Security concerns boost reinsurers
Bermuda's new reinsurance companies have grown quickly due to the market's renewed concern for security according to a report released by A.M. Best on Friday.
As severe as the events of September 11 were, the reinsurance industry's current state is the result of a focus on investment earnings rather than underwriting, according to the article, "The Changing Faces of Reinsurance," which was in A.M. Best Co.'s annual report on the reinsurance industry.
Starting in early 2001, the reinsurance market began the long road to recovery from one of the softest market cycles on record. The combination of falling equity markets, lower interest rates and the realisation that core loss reserves would not be sufficient to cover loss-cost trends prompted a review of basic underwriting premises and restored operating fundamentals. However, the previous run-up in the stock markets lured the reinsurance community into a false sense of security and led to a general relaxation in operating standards. The capital gains recognised from equities, which represented half of the industry's surplus, provided an earnings buffer for the deteriorating underwriting conditions.

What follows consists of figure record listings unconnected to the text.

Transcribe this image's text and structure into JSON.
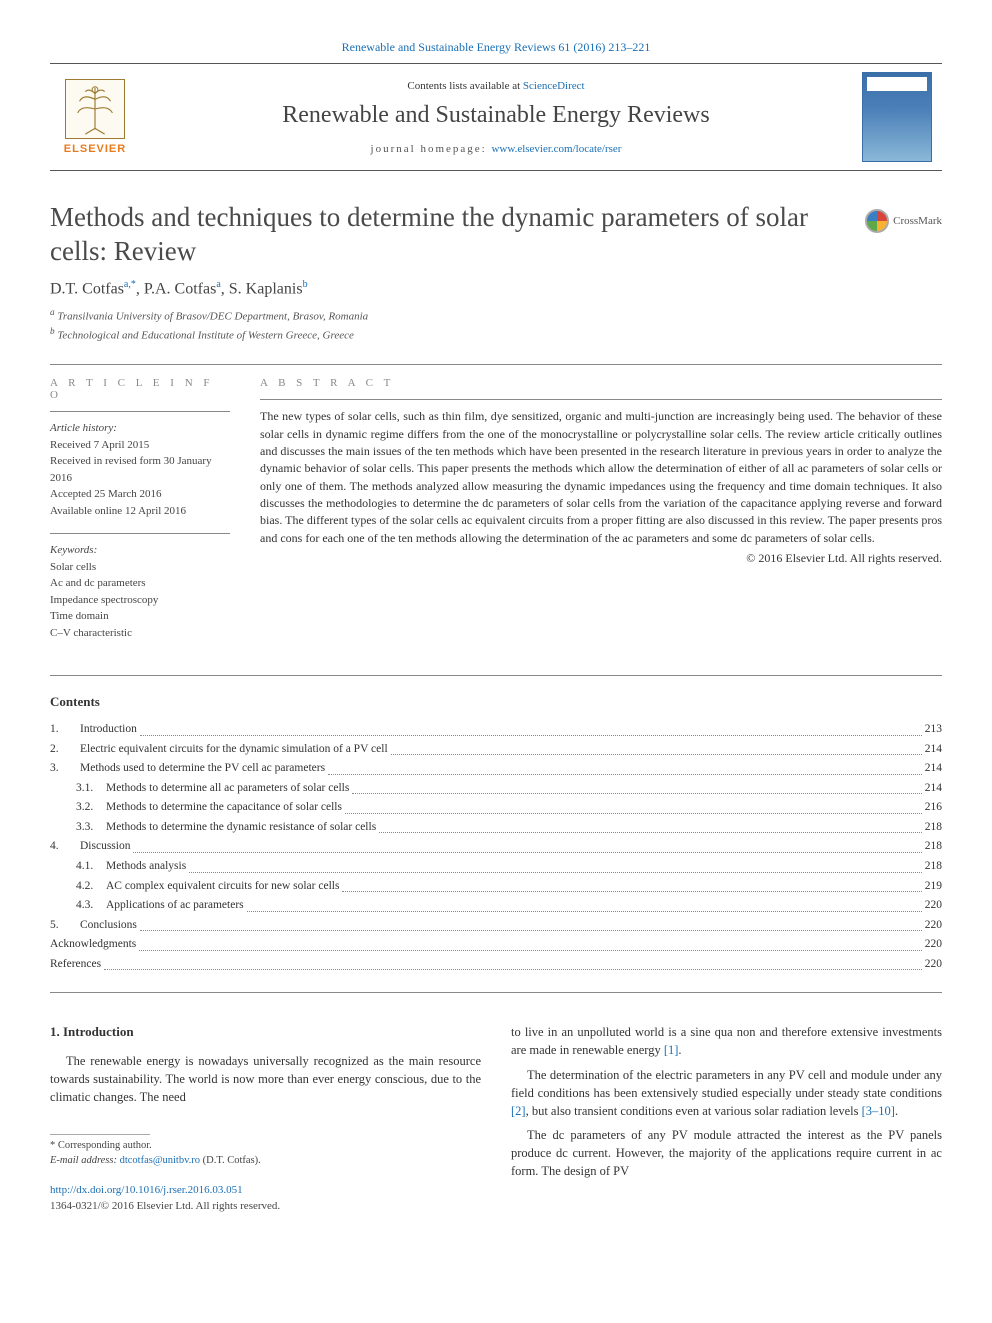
{
  "topLink": "Renewable and Sustainable Energy Reviews 61 (2016) 213–221",
  "header": {
    "contentsPrefix": "Contents lists available at ",
    "contentsLink": "ScienceDirect",
    "journalTitle": "Renewable and Sustainable Energy Reviews",
    "homepagePrefix": "journal homepage: ",
    "homepageLink": "www.elsevier.com/locate/rser",
    "elsevier": "ELSEVIER"
  },
  "article": {
    "title": "Methods and techniques to determine the dynamic parameters of solar cells: Review",
    "crossmark": "CrossMark",
    "authors_html": "D.T. Cotfas",
    "author1": "D.T. Cotfas",
    "author1_sup": "a,",
    "author1_corr": "*",
    "author2": ", P.A. Cotfas",
    "author2_sup": "a",
    "author3": ", S. Kaplanis",
    "author3_sup": "b",
    "affA": "a",
    "affA_text": " Transilvania University of Brasov/DEC Department, Brasov, Romania",
    "affB": "b",
    "affB_text": " Technological and Educational Institute of Western Greece, Greece"
  },
  "meta": {
    "articleInfoLabel": "A R T I C L E  I N F O",
    "historyHdr": "Article history:",
    "received": "Received 7 April 2015",
    "revised": "Received in revised form 30 January 2016",
    "accepted": "Accepted 25 March 2016",
    "online": "Available online 12 April 2016",
    "keywordsHdr": "Keywords:",
    "kw1": "Solar cells",
    "kw2": "Ac and dc parameters",
    "kw3": "Impedance spectroscopy",
    "kw4": "Time domain",
    "kw5": "C–V characteristic"
  },
  "abstract": {
    "label": "A B S T R A C T",
    "text": "The new types of solar cells, such as thin film, dye sensitized, organic and multi-junction are increasingly being used. The behavior of these solar cells in dynamic regime differs from the one of the monocrystalline or polycrystalline solar cells. The review article critically outlines and discusses the main issues of the ten methods which have been presented in the research literature in previous years in order to analyze the dynamic behavior of solar cells. This paper presents the methods which allow the determination of either of all ac parameters of solar cells or only one of them. The methods analyzed allow measuring the dynamic impedances using the frequency and time domain techniques. It also discusses the methodologies to determine the dc parameters of solar cells from the variation of the capacitance applying reverse and forward bias. The different types of the solar cells ac equivalent circuits from a proper fitting are also discussed in this review. The paper presents pros and cons for each one of the ten methods allowing the determination of the ac parameters and some dc parameters of solar cells.",
    "copyright": "© 2016 Elsevier Ltd. All rights reserved."
  },
  "contents": {
    "heading": "Contents",
    "rows": [
      {
        "num": "1.",
        "title": "Introduction",
        "page": "213",
        "level": 1
      },
      {
        "num": "2.",
        "title": "Electric equivalent circuits for the dynamic simulation of a PV cell",
        "page": "214",
        "level": 1
      },
      {
        "num": "3.",
        "title": "Methods used to determine the PV cell ac parameters",
        "page": "214",
        "level": 1
      },
      {
        "num": "3.1.",
        "title": "Methods to determine all ac parameters of solar cells",
        "page": "214",
        "level": 2
      },
      {
        "num": "3.2.",
        "title": "Methods to determine the capacitance of solar cells",
        "page": "216",
        "level": 2
      },
      {
        "num": "3.3.",
        "title": "Methods to determine the dynamic resistance of solar cells",
        "page": "218",
        "level": 2
      },
      {
        "num": "4.",
        "title": "Discussion",
        "page": "218",
        "level": 1
      },
      {
        "num": "4.1.",
        "title": "Methods analysis",
        "page": "218",
        "level": 2
      },
      {
        "num": "4.2.",
        "title": "AC complex equivalent circuits for new solar cells",
        "page": "219",
        "level": 2
      },
      {
        "num": "4.3.",
        "title": "Applications of ac parameters",
        "page": "220",
        "level": 2
      },
      {
        "num": "5.",
        "title": "Conclusions",
        "page": "220",
        "level": 1
      },
      {
        "num": "",
        "title": "Acknowledgments",
        "page": "220",
        "level": 0
      },
      {
        "num": "",
        "title": "References",
        "page": "220",
        "level": 0
      }
    ]
  },
  "body": {
    "introHeading": "1.  Introduction",
    "leftP1": "The renewable energy is nowadays universally recognized as the main resource towards sustainability. The world is now more than ever energy conscious, due to the climatic changes. The need",
    "rightP1a": "to live in an unpolluted world is a sine qua non and therefore extensive investments are made in renewable energy ",
    "rightP1_ref1": "[1]",
    "rightP1b": ".",
    "rightP2a": "The determination of the electric parameters in any PV cell and module under any field conditions has been extensively studied especially under steady state conditions ",
    "rightP2_ref2": "[2]",
    "rightP2b": ", but also transient conditions even at various solar radiation levels ",
    "rightP2_ref3": "[3–10]",
    "rightP2c": ".",
    "rightP3": "The dc parameters of any PV module attracted the interest as the PV panels produce dc current. However, the majority of the applications require current in ac form. The design of PV"
  },
  "footer": {
    "corrLabel": "* Corresponding author.",
    "emailLabel": "E-mail address: ",
    "email": "dtcotfas@unitbv.ro",
    "emailSuffix": " (D.T. Cotfas).",
    "doi": "http://dx.doi.org/10.1016/j.rser.2016.03.051",
    "issn": "1364-0321/© 2016 Elsevier Ltd. All rights reserved."
  },
  "colors": {
    "link": "#1a6fb5",
    "orange": "#e87b1c",
    "text": "#333"
  }
}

Looking back at accident years 1997 to 2000, which no longer are propped up by a robust stock market, the damage to the industry wrought by poor underwriting practices can be seen. In 2001 alone, the US reinsurance segment strengthened prior accident-year reserves by $4.1 billion.

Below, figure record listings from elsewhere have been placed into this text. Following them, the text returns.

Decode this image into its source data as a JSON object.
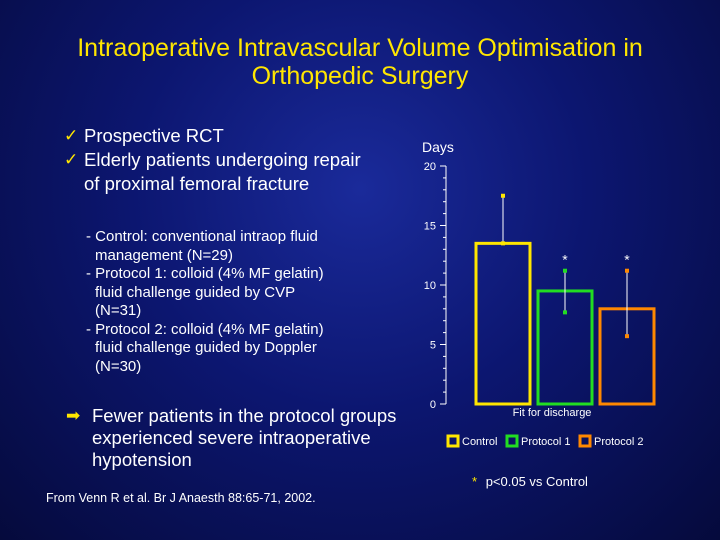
{
  "title": {
    "line1": "Intraoperative Intravascular Volume Optimisation in",
    "line2": "Orthopedic Surgery"
  },
  "bullets": [
    {
      "text": "Prospective RCT"
    },
    {
      "text": "Elderly patients undergoing repair",
      "cont": "of proximal femoral fracture"
    }
  ],
  "groups": [
    {
      "line1": "- Control: conventional intraop fluid",
      "line2": "management (N=29)"
    },
    {
      "line1": "- Protocol 1: colloid (4% MF gelatin)",
      "line2": "fluid challenge guided by CVP",
      "line3": "(N=31)"
    },
    {
      "line1": "- Protocol 2: colloid (4% MF gelatin)",
      "line2": "fluid challenge guided by Doppler",
      "line3": "(N=30)"
    }
  ],
  "conclusion": {
    "line1": "Fewer patients in the protocol groups",
    "line2": "experienced severe intraoperative",
    "line3": "hypotension"
  },
  "reference": "From Venn R et al. Br J Anaesth 88:65-71, 2002.",
  "colors": {
    "title": "#ffe600",
    "control": "#ffe600",
    "protocol1": "#22dd22",
    "protocol2": "#ff8800",
    "significance": "#ffe600"
  },
  "chart_data": {
    "type": "bar",
    "ylabel": "Days",
    "ylim": [
      0,
      20
    ],
    "yticks": [
      "0",
      "5",
      "10",
      "15",
      "20"
    ],
    "category": "Fit for discharge",
    "series": [
      {
        "name": "Control",
        "value": 13.5,
        "err_low": 13.5,
        "err_high": 17.5,
        "significant": false
      },
      {
        "name": "Protocol 1",
        "value": 9.5,
        "err_low": 7.7,
        "err_high": 11.2,
        "significant": true
      },
      {
        "name": "Protocol 2",
        "value": 8,
        "err_low": 5.7,
        "err_high": 11.2,
        "significant": true
      }
    ],
    "significance_marker": "*",
    "footnote_star": "*",
    "footnote_text": "p<0.05 vs Control"
  }
}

Since September 11, there have been more than a dozen withdrawals from the market by companies that either ceased writing business voluntarily - such as Overseas Partners Ltd. and Scandinavian Re - or have gone into bankruptcy, including Taisei Fire & Marine. So venture capitalists saw opportunity in the post-September 11 hardening market and quickly formed several new, highly capitalised companies to fill the capacity void.